Thanks for your patience while I enjoyed some time off from blogging to enjoy The Most Beautiful Place in America with my most beautiful wife. If you you checked in at Eclectablog through last Tuesday, you probably saw some photos from our trip to the Sleeping Bear Dunes and the Leelanau Peninsula in “the pinky” of Michigan’s Lower Peninsula. I’ll have a piece up at A2Politico later this week about the impact of being named The Most Beautiful Place in America on the local economy of the area.
We returned home Wednesday night and discovered the next morning that our well pump had given up the ghost. This is annoying (and expensive) on its own but the fact that I had been camping for seven days hadn’t showered made it really “uncomfortable”. We finally got water back Friday which gave us only one day to get ready for a dinner party the next day. Awesome.
We also had to tend to our garden which went crazy in the week we were gone. Our cherry tomato plants are 8 feet tall, out Speckled Romans are over six feet tall and we had four zucchinis that were about two feet long (oops). Anne made a faux apple crisp with zucchinis that was indistinguishable from the real thing. We harvested one Gold Medal tomato that was bigger than a softball and just under three pounds. Totally not kidding. (By the way, that’s an antique produce scale we picked up during a visit to see my daughter in Wooster, Ohio a few weeks back. Isn’t it spiffy?!)
At any rate, that’s all the Eclectanews that’s fit to print. I think the best part of our trip was that there were no mosquitoes up north. I’m pretty sure they’re all in our back yard.
Here are a few Michigan-related tidbits to tide you over until I get my blogging feet back under me.

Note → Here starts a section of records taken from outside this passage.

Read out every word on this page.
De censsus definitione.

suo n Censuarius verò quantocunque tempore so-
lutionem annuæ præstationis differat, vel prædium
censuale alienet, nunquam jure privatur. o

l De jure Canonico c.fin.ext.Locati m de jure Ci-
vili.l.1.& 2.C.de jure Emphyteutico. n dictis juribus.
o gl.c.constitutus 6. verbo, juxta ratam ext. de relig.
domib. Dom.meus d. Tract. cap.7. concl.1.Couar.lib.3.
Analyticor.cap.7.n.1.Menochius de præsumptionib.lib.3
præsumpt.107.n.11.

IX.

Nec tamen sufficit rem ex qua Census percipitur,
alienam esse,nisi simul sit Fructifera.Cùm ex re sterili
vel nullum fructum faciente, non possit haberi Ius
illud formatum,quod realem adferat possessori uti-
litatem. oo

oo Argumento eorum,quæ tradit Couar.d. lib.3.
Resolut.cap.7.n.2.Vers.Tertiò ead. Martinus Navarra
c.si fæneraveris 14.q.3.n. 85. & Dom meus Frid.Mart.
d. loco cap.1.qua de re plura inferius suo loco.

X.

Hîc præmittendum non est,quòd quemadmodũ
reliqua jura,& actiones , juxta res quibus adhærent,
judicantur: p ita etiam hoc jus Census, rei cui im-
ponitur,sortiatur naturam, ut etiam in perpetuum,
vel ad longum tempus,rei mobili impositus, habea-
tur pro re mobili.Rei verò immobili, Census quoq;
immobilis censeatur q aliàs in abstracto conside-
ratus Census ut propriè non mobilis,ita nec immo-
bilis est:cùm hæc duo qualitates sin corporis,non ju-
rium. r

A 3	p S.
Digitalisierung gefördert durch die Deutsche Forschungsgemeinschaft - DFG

- Michigan Governor Rick Snyder’s job disapproval ratings continue to skyrocket, going from 57% in July to a rather stunning 62% this month. Attaboy, Rick!
- Snyder will be endorsing Pete Hoekstra as the GOP candidate to run against Michigan Senator Debbie Stabenow sometime today.
- Meanwhile, the effort to recall Snyder just passed the half-way mark. In less than two months, over 5,000 volunteers have gathered over 400,000 signatures. Recall Rick! Recall Rick! Recall Rick!
- Michigan not only has The Most Beautiful Place in America, Michigan also ranks fifth in the country among states with craft beer breweries. Can I get hellz yeah!?
- Anti-union forces appear to be doing a bang up job convincing people that unions are responsible for all that is wrong in our state. A recent poll showed that 56% of “local leaders” think unions are hurting their communities’ fiscal health. Strangely, 60% of them say their relationships with their unions are “good or excellent”. But, hey, it’s much easier to just blame unions than to take responsibility for your own actions/inactions or to put the blame where it belongs which is on a massively depressed economy caused by Republicans and their incessant need to give tax breaks to wealthy individuals and historically profitable corporations, right?
- Speaking of corporate tax breaks, turns out corporate tax breaks going back to 1990 have bankrupted Michigan’s unemployment insurance fund. Shocking, I know. I’m surprised they didn’t find a way to blame it on the unions.
- And, speaking of good relationships with unions, it’s looking increasingly likely that the UAW and and General Motors may strike an early deal in their current contract negotiations. UAW President Bob King thinks a deal will be reached before the current contract ends on September 14th, a rare event.
- Speaking of labor, President Obama will be in Detroit for a Labor Day rally next Monday and both Anne and I will be getting press passes to cover it. The last time he came for a Labor Day event in 2008 during the campaign, it was abbreviated due to Hurricane Gustav which had caused extensive damage and casualties. Then-candidate Obama didn’t feel a celebratory rally was appropriate under the circumstances.
Finally, although Republicans are experiencing a “Summer of (not) Love” across the country on their summer breaks where constiuents give them the what-for about the economy, jobs, and political hostage-taking, my own Congressman, Tim Walberg, seems to be keeping a very low profile. The only place where he announced any (two) public meetings was a page buried deep on his website and the few he has posted pictures of look pretty sparsely attended. Funny thing, if you don’t announce your public meetings, very few people, except your closest supporters, tend to show up.
Look! It’s a 13-person “crowd”!
How did we end up losing to this guy???